The distinction here is between the software and the distribution.

This is legal in the same way that software that rips MP3s from CDs is legal.

On the other hand, distributing the content isn't. So you can rip the content and use it personally, but you can't distribute it without permission.

Its a conversion tool, not a distribution tool.
That's my point. This web app is doing the content extraction and nothing else. (I can see how perhaps I wasn't clear on that)

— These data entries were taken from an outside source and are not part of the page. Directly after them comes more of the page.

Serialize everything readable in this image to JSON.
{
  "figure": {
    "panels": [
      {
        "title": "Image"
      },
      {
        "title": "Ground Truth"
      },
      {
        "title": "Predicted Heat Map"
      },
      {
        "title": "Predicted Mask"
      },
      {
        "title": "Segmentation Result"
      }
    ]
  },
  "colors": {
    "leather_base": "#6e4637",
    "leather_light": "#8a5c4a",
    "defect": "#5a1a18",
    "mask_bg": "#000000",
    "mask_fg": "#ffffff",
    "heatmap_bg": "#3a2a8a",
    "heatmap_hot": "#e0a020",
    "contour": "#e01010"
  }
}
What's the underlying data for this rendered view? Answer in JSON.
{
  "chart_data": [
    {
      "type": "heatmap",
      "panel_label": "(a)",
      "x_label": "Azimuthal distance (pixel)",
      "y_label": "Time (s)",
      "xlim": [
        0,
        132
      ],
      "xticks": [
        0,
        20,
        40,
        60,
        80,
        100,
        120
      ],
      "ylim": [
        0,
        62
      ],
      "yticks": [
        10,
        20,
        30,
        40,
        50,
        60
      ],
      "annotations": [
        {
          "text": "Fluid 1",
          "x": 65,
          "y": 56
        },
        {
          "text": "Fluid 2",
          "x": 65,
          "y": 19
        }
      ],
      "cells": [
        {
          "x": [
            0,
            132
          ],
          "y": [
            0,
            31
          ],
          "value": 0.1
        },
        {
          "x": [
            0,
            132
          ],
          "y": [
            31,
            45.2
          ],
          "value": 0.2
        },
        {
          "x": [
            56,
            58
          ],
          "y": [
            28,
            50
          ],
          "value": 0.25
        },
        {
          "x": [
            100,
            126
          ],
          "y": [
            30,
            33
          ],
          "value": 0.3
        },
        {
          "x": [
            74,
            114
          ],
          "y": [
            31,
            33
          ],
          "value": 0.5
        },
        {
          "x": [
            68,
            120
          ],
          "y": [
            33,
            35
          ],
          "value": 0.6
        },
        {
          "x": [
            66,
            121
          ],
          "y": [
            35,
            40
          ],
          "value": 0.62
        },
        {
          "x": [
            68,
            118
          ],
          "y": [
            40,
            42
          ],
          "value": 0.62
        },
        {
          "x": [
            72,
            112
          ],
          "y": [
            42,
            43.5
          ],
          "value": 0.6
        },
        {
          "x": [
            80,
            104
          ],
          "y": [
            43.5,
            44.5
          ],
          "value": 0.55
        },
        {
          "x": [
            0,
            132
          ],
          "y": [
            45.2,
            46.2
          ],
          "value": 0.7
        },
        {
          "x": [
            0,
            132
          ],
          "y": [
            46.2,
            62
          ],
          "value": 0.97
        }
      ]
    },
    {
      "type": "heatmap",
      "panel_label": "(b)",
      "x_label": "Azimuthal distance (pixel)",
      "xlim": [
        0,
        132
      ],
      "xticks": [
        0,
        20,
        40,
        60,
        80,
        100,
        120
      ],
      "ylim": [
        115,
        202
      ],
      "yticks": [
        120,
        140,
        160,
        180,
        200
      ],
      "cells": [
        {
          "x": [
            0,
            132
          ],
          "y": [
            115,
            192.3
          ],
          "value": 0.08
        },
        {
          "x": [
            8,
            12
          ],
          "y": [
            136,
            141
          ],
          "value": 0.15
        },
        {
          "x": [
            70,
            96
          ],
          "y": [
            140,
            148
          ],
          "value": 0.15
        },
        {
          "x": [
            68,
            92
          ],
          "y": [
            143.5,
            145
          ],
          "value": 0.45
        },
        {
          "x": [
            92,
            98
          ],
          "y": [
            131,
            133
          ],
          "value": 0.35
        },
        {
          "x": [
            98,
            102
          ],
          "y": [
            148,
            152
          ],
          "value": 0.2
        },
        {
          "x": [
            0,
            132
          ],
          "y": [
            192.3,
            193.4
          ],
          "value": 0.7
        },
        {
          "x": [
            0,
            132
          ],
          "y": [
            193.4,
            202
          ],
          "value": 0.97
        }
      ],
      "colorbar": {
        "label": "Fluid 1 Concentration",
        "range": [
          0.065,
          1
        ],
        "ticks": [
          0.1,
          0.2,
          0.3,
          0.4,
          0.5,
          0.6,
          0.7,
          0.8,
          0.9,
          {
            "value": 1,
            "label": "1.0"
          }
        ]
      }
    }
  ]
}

I'm saying that it would only be illegal if he attempted to distribute the content too, which he doesn't.

OK, I misread you.
Thats not what this "web-app" is doing.
Okay, bad example. Change it so that my site provides a tool to convert your blog posts to PDF. That is basically what this web-app is doing right? Is it different if I put it on a non-app looking site (like my site)?

I understand the difference in distribution vs conversion, but it seems like this is almost a mix. I actually think this service is pretty cool, even though I hate PDFs in general... but I still had to ask. :)

I'm aware of the copyright issue. The app is free and is intended for personal use only so I hope copyright owners mostly won't mind.

Anyway, if someone complains that his/her site is included I will remove it.

Very good, for people on the go. If there was a way to also include the HackerNews users' comments on it, it would be even better.
There is an 'Include comments' checkbox which does exactly this.
Honest criticism here with suggestion on how to please me.

I wasn't interested viewing a website I saw last week as a pdf. What I suggest doing is checking out how arc90 made the readability bookmarklett, scoop content that way so that it works on your pages with your own magazine-like design that isn't boring. Include top comments, and create a section for discussions (comments that get a lot of replies/nesting). I go far out of my way to un-style every website to be nice and uniform without superfluous content screaming at me from every direction (why did gopher:// have to die?!).